Fatores do próprio olho:
Miopia alta (maior que 5 graus).
Hipermetropia alta.
Antecedente de inflamação ocular.
Antecedente de traumatismo ocular.  

Fatores do organismo, externos ao olho:
Diabetes
Hipertensão Arterial.
Hipotensão Arterial.
Idade maior que 45 anos.
Antecedente de glaucoma em parente consangüíneo direto.
Raça Negra.  

As pessoas que se enquadram nestes fatores apresentam maior risco de desenvolver glaucoma e devem visitar regularmente seu oftalmologista, pois este é o único modo de se detectar precocemente a doença e iniciar o tratamento o mais rápido possível.

Observações:

A pressão intraocular (P.I.O.) normal varia de 9 ou 10 mmHg até 21 ou 22 mmHg. Tende a ser mais elevada no período da manhã.

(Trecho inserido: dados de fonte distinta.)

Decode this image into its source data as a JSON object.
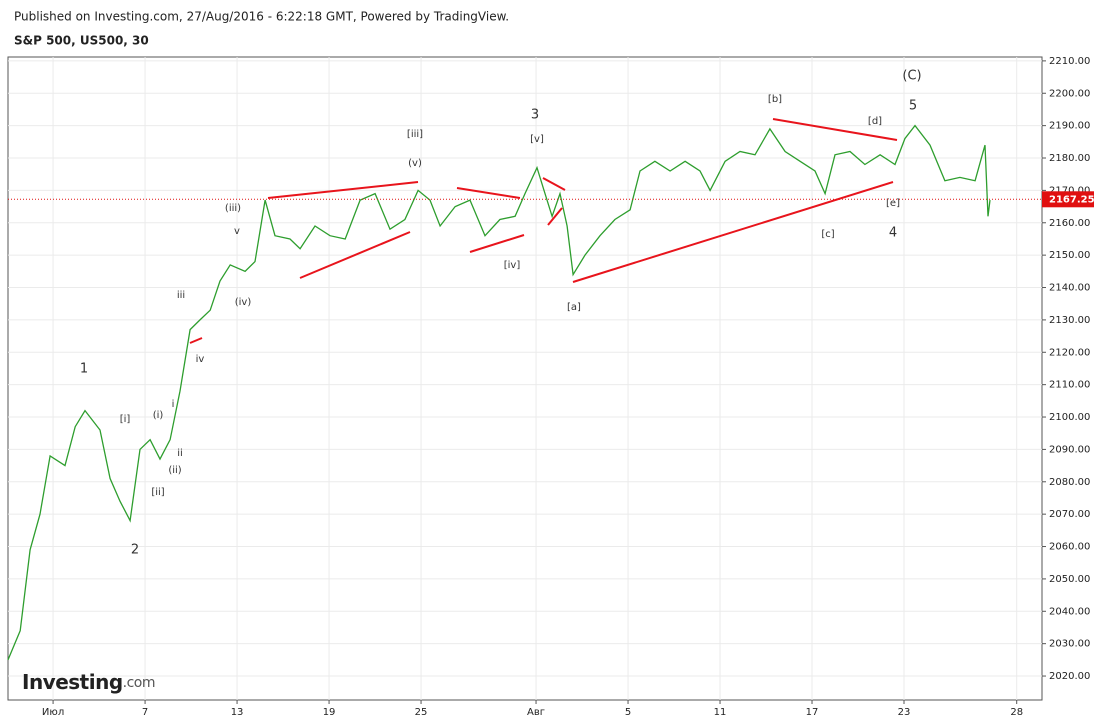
{
  "chart_data": {
    "type": "line",
    "source_note": "Published on Investing.com, 27/Aug/2016 - 6:22:18 GMT, Powered by TradingView.",
    "title": "S&P 500, US500, 30",
    "logo": {
      "name": "Investing",
      "suffix": ".com"
    },
    "color": "#2e9e2e",
    "last_price": 2167.25,
    "last_price_color": "#e01010",
    "x": [
      -1.96,
      -1.43,
      -1,
      -0.57,
      -0.13,
      0.52,
      0.96,
      1.39,
      2.04,
      2.48,
      2.91,
      3.35,
      3.78,
      4.22,
      4.65,
      5.09,
      5.52,
      5.96,
      6.39,
      6.83,
      7.26,
      7.7,
      8.35,
      8.78,
      9.22,
      9.65,
      10.3,
      10.74,
      11.39,
      12.04,
      12.7,
      13.35,
      14,
      14.65,
      15.3,
      15.87,
      16.39,
      16.83,
      17.48,
      18.13,
      18.78,
      19.43,
      20.09,
      20.52,
      21.04,
      21.39,
      21.7,
      22.04,
      22.35,
      22.61,
      23.13,
      23.78,
      24.43,
      25.09,
      25.52,
      26.17,
      26.83,
      27.48,
      28.13,
      28.57,
      29.22,
      29.87,
      30.52,
      31.17,
      31.83,
      32.48,
      33.13,
      33.57,
      34,
      34.65,
      35.3,
      35.96,
      36.61,
      37.04,
      37.48,
      38.13,
      38.78,
      39.43,
      40.09,
      40.52,
      40.65,
      40.74
    ],
    "values": [
      2025,
      2034,
      2059,
      2070,
      2088,
      2085,
      2097,
      2102,
      2096,
      2081,
      2074,
      2068,
      2090,
      2093,
      2087,
      2093,
      2108,
      2127,
      2130,
      2133,
      2142,
      2147,
      2145,
      2148,
      2167,
      2156,
      2155,
      2152,
      2159,
      2156,
      2155,
      2167,
      2169,
      2158,
      2161,
      2170,
      2167,
      2159,
      2165,
      2167,
      2156,
      2161,
      2162,
      2169,
      2177,
      2169,
      2162,
      2169,
      2159,
      2144,
      2150,
      2156,
      2161,
      2164,
      2176,
      2179,
      2176,
      2179,
      2176,
      2170,
      2179,
      2182,
      2181,
      2189,
      2182,
      2179,
      2176,
      2169,
      2181,
      2182,
      2178,
      2181,
      2178,
      2186,
      2190,
      2184,
      2173,
      2174,
      2173,
      2184,
      2162,
      2167
    ],
    "xlim": [
      -1.96,
      43
    ],
    "xticks": [
      {
        "value": 0,
        "label": "Июл"
      },
      {
        "value": 4,
        "label": "7"
      },
      {
        "value": 8,
        "label": "13"
      },
      {
        "value": 12,
        "label": "19"
      },
      {
        "value": 16,
        "label": "25"
      },
      {
        "value": 21,
        "label": "Авг"
      },
      {
        "value": 25,
        "label": "5"
      },
      {
        "value": 29,
        "label": "11"
      },
      {
        "value": 33,
        "label": "17"
      },
      {
        "value": 37,
        "label": "23"
      },
      {
        "value": 41.9,
        "label": "28"
      }
    ],
    "ylim": [
      2012.6,
      2211.2
    ],
    "yticks": [
      {
        "value": 2020,
        "label": "2020.00"
      },
      {
        "value": 2030,
        "label": "2030.00"
      },
      {
        "value": 2040,
        "label": "2040.00"
      },
      {
        "value": 2050,
        "label": "2050.00"
      },
      {
        "value": 2060,
        "label": "2060.00"
      },
      {
        "value": 2070,
        "label": "2070.00"
      },
      {
        "value": 2080,
        "label": "2080.00"
      },
      {
        "value": 2090,
        "label": "2090.00"
      },
      {
        "value": 2100,
        "label": "2100.00"
      },
      {
        "value": 2110,
        "label": "2110.00"
      },
      {
        "value": 2120,
        "label": "2120.00"
      },
      {
        "value": 2130,
        "label": "2130.00"
      },
      {
        "value": 2140,
        "label": "2140.00"
      },
      {
        "value": 2150,
        "label": "2150.00"
      },
      {
        "value": 2160,
        "label": "2160.00"
      },
      {
        "value": 2170,
        "label": "2170.00"
      },
      {
        "value": 2180,
        "label": "2180.00"
      },
      {
        "value": 2190,
        "label": "2190.00"
      },
      {
        "value": 2200,
        "label": "2200.00"
      },
      {
        "value": 2210,
        "label": "2210.00"
      }
    ],
    "grid": true,
    "annotations": [
      "(C)",
      "5",
      "[b]",
      "[d]",
      "[e]",
      "[c]",
      "4",
      "3",
      "[v]",
      "[iii]",
      "(v)",
      "(iii)",
      "v",
      "(iv)",
      "[iv]",
      "[a]",
      "iii",
      "iv",
      "1",
      "[i]",
      "(i)",
      "i",
      "ii",
      "(ii)",
      "[ii]",
      "2"
    ]
  }
}
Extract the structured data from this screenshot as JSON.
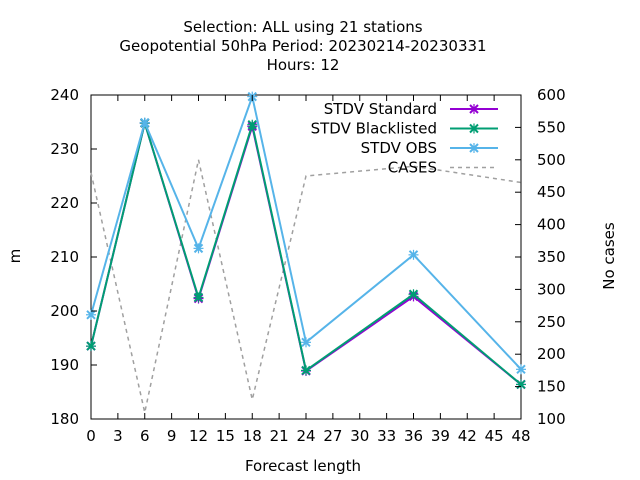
{
  "chart_data": {
    "type": "line",
    "title": [
      "Selection: ALL using    21 stations",
      "Geopotential 50hPa   Period: 20230214-20230331",
      "Hours:  12"
    ],
    "xlabel": "Forecast length",
    "ylabel": "m",
    "y2label": "No cases",
    "xlim": [
      0,
      48
    ],
    "ylim": [
      180,
      240
    ],
    "y2lim": [
      100,
      600
    ],
    "xticks": [
      0,
      3,
      6,
      9,
      12,
      15,
      18,
      21,
      24,
      27,
      30,
      33,
      36,
      39,
      42,
      45,
      48
    ],
    "yticks": [
      180,
      190,
      200,
      210,
      220,
      230,
      240
    ],
    "y2ticks": [
      100,
      150,
      200,
      250,
      300,
      350,
      400,
      450,
      500,
      550,
      600
    ],
    "legend_position": "top-right",
    "x": [
      0,
      6,
      12,
      18,
      24,
      36,
      48
    ],
    "series": [
      {
        "name": "STDV Standard",
        "axis": "y",
        "color": "#9400d3",
        "marker": "x",
        "values": [
          193.5,
          234.8,
          202.3,
          234.2,
          188.9,
          202.7,
          186.4
        ]
      },
      {
        "name": "STDV Blacklisted",
        "axis": "y",
        "color": "#009e73",
        "marker": "x",
        "values": [
          193.5,
          234.8,
          202.5,
          234.5,
          189.0,
          203.1,
          186.4
        ]
      },
      {
        "name": "STDV OBS",
        "axis": "y",
        "color": "#56b4e9",
        "marker": "x",
        "values": [
          199.3,
          234.9,
          211.6,
          239.7,
          194.2,
          210.4,
          189.2
        ]
      },
      {
        "name": "CASES",
        "axis": "y2",
        "color": "#a0a0a0",
        "dashed": true,
        "values": [
          480,
          110,
          500,
          130,
          475,
          490,
          465
        ]
      }
    ]
  }
}
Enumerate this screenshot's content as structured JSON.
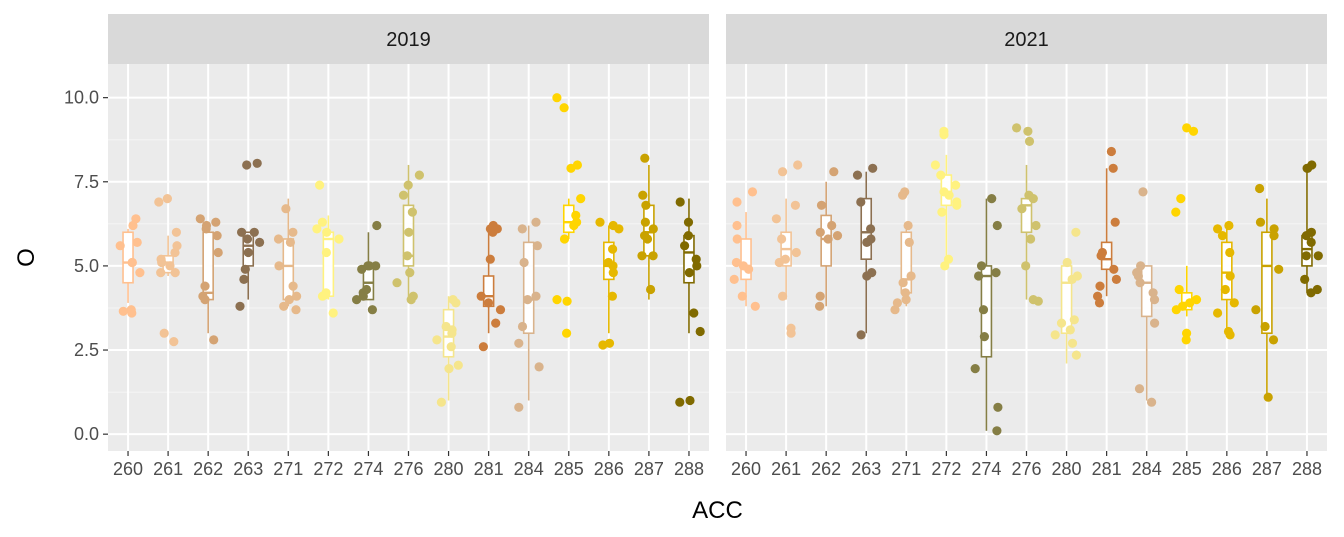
{
  "chart_data": {
    "type": "boxplot_jitter",
    "facets": [
      "2019",
      "2021"
    ],
    "xlabel": "ACC",
    "ylabel": "O",
    "ylim": [
      -0.5,
      11.0
    ],
    "y_ticks": [
      0.0,
      2.5,
      5.0,
      7.5,
      10.0
    ],
    "y_tick_labels": [
      "0.0",
      "2.5",
      "5.0",
      "7.5",
      "10.0"
    ],
    "categories": [
      "260",
      "261",
      "262",
      "263",
      "271",
      "272",
      "274",
      "276",
      "280",
      "281",
      "284",
      "285",
      "286",
      "287",
      "288"
    ],
    "colors": {
      "260": "#ffc08f",
      "261": "#f2c396",
      "262": "#d4a373",
      "263": "#8c7051",
      "271": "#e6b98b",
      "272": "#fff27f",
      "274": "#857e45",
      "276": "#cfc26d",
      "280": "#f5e58c",
      "281": "#cc7d3d",
      "284": "#d9b38c",
      "285": "#ffd500",
      "286": "#e6b800",
      "287": "#c9a200",
      "288": "#806a00"
    },
    "panels": [
      {
        "facet": "2019",
        "groups": [
          {
            "category": "260",
            "box": [
              3.9,
              4.5,
              5.1,
              6.0,
              6.1
            ],
            "points": [
              3.6,
              3.65,
              3.7,
              4.8,
              5.1,
              5.1,
              5.6,
              5.7,
              6.2,
              6.4
            ]
          },
          {
            "category": "261",
            "box": [
              4.7,
              4.8,
              5.1,
              5.3,
              5.9
            ],
            "points": [
              2.75,
              3.0,
              4.8,
              4.8,
              5.0,
              5.1,
              5.2,
              5.4,
              5.6,
              6.0,
              6.9,
              7.0
            ]
          },
          {
            "category": "262",
            "box": [
              3.0,
              4.0,
              4.2,
              6.0,
              6.3
            ],
            "points": [
              2.8,
              4.0,
              4.1,
              4.4,
              5.4,
              5.9,
              6.1,
              6.2,
              6.3,
              6.4
            ]
          },
          {
            "category": "263",
            "box": [
              4.0,
              5.0,
              5.6,
              6.0,
              6.0
            ],
            "points": [
              3.8,
              4.6,
              4.9,
              5.4,
              5.7,
              5.8,
              6.0,
              6.0,
              8.0,
              8.05
            ]
          },
          {
            "category": "271",
            "box": [
              3.8,
              4.0,
              5.0,
              5.8,
              7.0
            ],
            "points": [
              3.7,
              3.8,
              4.0,
              4.1,
              4.4,
              5.0,
              5.7,
              5.8,
              6.0,
              6.7
            ]
          },
          {
            "category": "272",
            "box": [
              4.0,
              4.1,
              5.8,
              6.0,
              6.5
            ],
            "points": [
              3.6,
              4.1,
              4.15,
              4.2,
              5.4,
              5.8,
              6.0,
              6.1,
              6.3,
              7.4
            ]
          },
          {
            "category": "274",
            "box": [
              4.0,
              4.0,
              4.5,
              5.0,
              6.0
            ],
            "points": [
              3.7,
              4.0,
              4.1,
              4.2,
              4.3,
              4.9,
              5.0,
              5.0,
              5.0,
              6.2
            ]
          },
          {
            "category": "276",
            "box": [
              4.0,
              5.0,
              5.3,
              6.8,
              8.0
            ],
            "points": [
              4.0,
              4.1,
              4.5,
              4.8,
              5.3,
              6.0,
              6.6,
              7.1,
              7.4,
              7.7
            ]
          },
          {
            "category": "280",
            "box": [
              1.0,
              2.3,
              2.9,
              3.7,
              4.1
            ],
            "points": [
              0.95,
              1.95,
              2.05,
              2.6,
              2.8,
              3.0,
              3.1,
              3.2,
              3.9,
              4.0
            ]
          },
          {
            "category": "281",
            "box": [
              3.0,
              3.8,
              4.1,
              4.7,
              6.2
            ],
            "points": [
              2.6,
              3.3,
              3.7,
              3.9,
              4.1,
              5.2,
              6.0,
              6.1,
              6.1,
              6.2
            ]
          },
          {
            "category": "284",
            "box": [
              1.0,
              3.0,
              4.0,
              5.7,
              6.2
            ],
            "points": [
              0.8,
              2.0,
              2.7,
              3.2,
              4.0,
              4.1,
              5.1,
              5.6,
              6.1,
              6.3
            ]
          },
          {
            "category": "285",
            "box": [
              5.8,
              6.0,
              6.3,
              6.8,
              7.0
            ],
            "points": [
              3.0,
              3.95,
              4.0,
              5.8,
              6.2,
              6.3,
              6.5,
              7.0,
              7.9,
              8.0,
              9.7,
              10.0
            ]
          },
          {
            "category": "286",
            "box": [
              3.0,
              4.6,
              5.0,
              5.7,
              6.2
            ],
            "points": [
              2.65,
              2.7,
              4.1,
              4.8,
              5.0,
              5.1,
              5.5,
              6.1,
              6.2,
              6.3
            ]
          },
          {
            "category": "287",
            "box": [
              4.0,
              5.3,
              6.0,
              6.8,
              8.0
            ],
            "points": [
              4.3,
              5.3,
              5.3,
              5.8,
              5.9,
              6.1,
              6.3,
              6.8,
              7.1,
              8.2
            ]
          },
          {
            "category": "288",
            "box": [
              3.0,
              4.5,
              5.4,
              5.9,
              7.0
            ],
            "points": [
              0.95,
              1.0,
              3.05,
              3.6,
              4.8,
              5.0,
              5.2,
              5.6,
              5.9,
              6.3,
              6.9
            ]
          }
        ]
      },
      {
        "facet": "2021",
        "groups": [
          {
            "category": "260",
            "box": [
              3.8,
              4.6,
              5.0,
              5.8,
              6.6
            ],
            "points": [
              3.8,
              4.1,
              4.6,
              4.9,
              5.0,
              5.1,
              5.8,
              6.2,
              6.9,
              7.2
            ]
          },
          {
            "category": "261",
            "box": [
              4.0,
              5.0,
              5.5,
              6.0,
              7.0
            ],
            "points": [
              3.0,
              3.15,
              4.1,
              5.1,
              5.2,
              5.4,
              5.8,
              6.4,
              6.8,
              7.8,
              8.0
            ]
          },
          {
            "category": "262",
            "box": [
              3.8,
              5.0,
              5.8,
              6.5,
              7.5
            ],
            "points": [
              3.8,
              4.1,
              5.8,
              5.9,
              6.0,
              6.2,
              6.8,
              7.8
            ]
          },
          {
            "category": "263",
            "box": [
              3.0,
              5.2,
              6.0,
              7.0,
              7.8
            ],
            "points": [
              2.95,
              4.7,
              4.8,
              5.7,
              5.8,
              6.1,
              6.9,
              7.7,
              7.9
            ]
          },
          {
            "category": "271",
            "box": [
              3.8,
              4.2,
              4.6,
              6.0,
              6.3
            ],
            "points": [
              3.7,
              3.9,
              4.0,
              4.2,
              4.5,
              4.7,
              5.7,
              6.2,
              7.1,
              7.2
            ]
          },
          {
            "category": "272",
            "box": [
              5.2,
              6.8,
              7.2,
              7.7,
              8.3
            ],
            "points": [
              5.0,
              5.2,
              6.6,
              6.8,
              6.9,
              7.1,
              7.2,
              7.4,
              7.7,
              8.0,
              8.9,
              9.0
            ]
          },
          {
            "category": "274",
            "box": [
              0.1,
              2.3,
              4.7,
              5.0,
              7.0
            ],
            "points": [
              0.1,
              0.8,
              1.95,
              2.9,
              3.7,
              4.7,
              4.8,
              5.0,
              6.2,
              7.0
            ]
          },
          {
            "category": "276",
            "box": [
              4.0,
              6.0,
              6.8,
              7.0,
              8.0
            ],
            "points": [
              3.95,
              4.0,
              5.0,
              5.8,
              6.2,
              6.7,
              7.0,
              7.1,
              8.7,
              9.0,
              9.1
            ]
          },
          {
            "category": "280",
            "box": [
              2.1,
              3.0,
              4.5,
              5.0,
              5.1
            ],
            "points": [
              2.35,
              2.7,
              2.95,
              3.1,
              3.3,
              3.4,
              4.6,
              4.7,
              5.1,
              6.0
            ]
          },
          {
            "category": "281",
            "box": [
              4.1,
              4.9,
              5.2,
              5.7,
              7.9
            ],
            "points": [
              3.9,
              4.1,
              4.4,
              4.6,
              4.9,
              5.3,
              5.4,
              6.3,
              7.9,
              8.4
            ]
          },
          {
            "category": "284",
            "box": [
              1.0,
              3.5,
              4.5,
              5.0,
              5.0
            ],
            "points": [
              0.95,
              1.35,
              3.3,
              4.0,
              4.2,
              4.5,
              4.7,
              4.8,
              5.0,
              7.2
            ]
          },
          {
            "category": "285",
            "box": [
              3.5,
              3.7,
              3.9,
              4.2,
              5.0
            ],
            "points": [
              2.8,
              3.0,
              3.7,
              3.8,
              3.9,
              4.0,
              4.3,
              6.6,
              7.0,
              9.0,
              9.1
            ]
          },
          {
            "category": "286",
            "box": [
              3.0,
              4.0,
              4.8,
              5.7,
              6.2
            ],
            "points": [
              2.95,
              3.05,
              3.6,
              3.9,
              4.3,
              4.7,
              5.4,
              5.9,
              6.1,
              6.2
            ]
          },
          {
            "category": "287",
            "box": [
              1.0,
              3.0,
              5.0,
              6.0,
              7.0
            ],
            "points": [
              1.1,
              2.8,
              3.2,
              3.7,
              4.9,
              5.9,
              6.1,
              6.3,
              7.3
            ]
          },
          {
            "category": "288",
            "box": [
              4.2,
              5.0,
              5.5,
              5.9,
              7.9
            ],
            "points": [
              4.2,
              4.3,
              4.6,
              5.3,
              5.3,
              5.7,
              5.9,
              6.0,
              7.9,
              7.9,
              8.0
            ]
          }
        ]
      }
    ]
  }
}
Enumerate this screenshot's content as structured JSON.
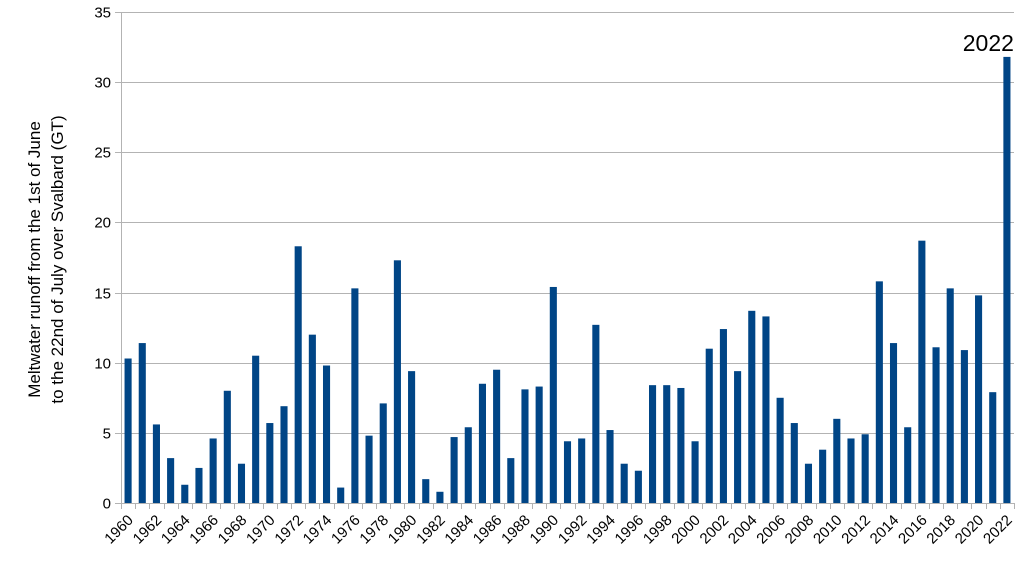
{
  "chart_data": {
    "type": "bar",
    "title": "",
    "ylabel_lines": [
      "Meltwater runoff from the 1st of June",
      "to the 22nd of July over Svalbard (GT)"
    ],
    "xlabel": "",
    "ylim": [
      0,
      35
    ],
    "yticks": [
      0,
      5,
      10,
      15,
      20,
      25,
      30,
      35
    ],
    "grid": "horizontal",
    "bar_color": "#004586",
    "categories": [
      1960,
      1961,
      1962,
      1963,
      1964,
      1965,
      1966,
      1967,
      1968,
      1969,
      1970,
      1971,
      1972,
      1973,
      1974,
      1975,
      1976,
      1977,
      1978,
      1979,
      1980,
      1981,
      1982,
      1983,
      1984,
      1985,
      1986,
      1987,
      1988,
      1989,
      1990,
      1991,
      1992,
      1993,
      1994,
      1995,
      1996,
      1997,
      1998,
      1999,
      2000,
      2001,
      2002,
      2003,
      2004,
      2005,
      2006,
      2007,
      2008,
      2009,
      2010,
      2011,
      2012,
      2013,
      2014,
      2015,
      2016,
      2017,
      2018,
      2019,
      2020,
      2021,
      2022
    ],
    "x_tick_labels": [
      "1960",
      "1962",
      "1964",
      "1966",
      "1968",
      "1970",
      "1972",
      "1974",
      "1976",
      "1978",
      "1980",
      "1982",
      "1984",
      "1986",
      "1988",
      "1990",
      "1992",
      "1994",
      "1996",
      "1998",
      "2000",
      "2002",
      "2004",
      "2006",
      "2008",
      "2010",
      "2012",
      "2014",
      "2016",
      "2018",
      "2020",
      "2022"
    ],
    "values": [
      10.3,
      11.4,
      5.6,
      3.2,
      1.3,
      2.5,
      4.6,
      8.0,
      2.8,
      10.5,
      5.7,
      6.9,
      18.3,
      12.0,
      9.8,
      1.1,
      15.3,
      4.8,
      7.1,
      17.3,
      9.4,
      1.7,
      0.8,
      4.7,
      5.4,
      8.5,
      9.5,
      3.2,
      8.1,
      8.3,
      15.4,
      4.4,
      4.6,
      12.7,
      5.2,
      2.8,
      2.3,
      8.4,
      8.4,
      8.2,
      4.4,
      11.0,
      12.4,
      9.4,
      13.7,
      13.3,
      7.5,
      5.7,
      2.8,
      3.8,
      6.0,
      4.6,
      4.9,
      15.8,
      11.4,
      5.4,
      18.7,
      11.1,
      15.3,
      10.9,
      14.8,
      7.9,
      31.8
    ],
    "annotation": "2022"
  }
}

Também tende a ser maior quanto mais elevada a idade, exceto nos indivíduos orientais, no quais a tendência é de haver diminuição da pressão conforme a idade avança. Curiosamente, não se observa uma diminuição da incidência de glaucoma em orientais, mas sim uma maior incidência de Glaucoma de Pressão Normal, provando que a pressão ocular não é o único fator determinante do glaucoma.

Não existe um valor de pressão absolutamente seguro, no qual uma pessoa está indefinidamente livre do glaucoma. Outros fatores, tais como a raça, a idade, o grau de comprometimento do nervo óptico, a expectativa de vida, devem ser levados em conta ao determinar qual a pressão ideal para cada pessoa e até para cada olho individualmente.

Existem pessoas que, mesmo apresentando pressão dentro do normal, desenvolvem glaucoma ("Glaucoma de Pressão Normal"). Nestas pessoas, predominam outros fatores, ainda em estudo, tais como alteração do metabolismo da célula, alteração do fluxo sanguíneo, etc.

Outras pessoas, ainda, não têm glaucoma mesmo com pressão elevada ("Hipertensão Ocular").

O que se observa, no entanto, é que quanto maior a pressão maior o risco de se desenvolver glaucoma em algum momento, sendo que a probabilidade chega próxima dos 99% com pressões maiores que 27mmHg. Além disso, quanto maior a pressão, mais rapidamente o nervo óptico será danificado.

Portanto, nem o diagnóstico, nem o acompanhamento, devem basear-se apenas na pressão intraocular, mas também em outros exames que avaliam o aspecto e a função do nervo óptico.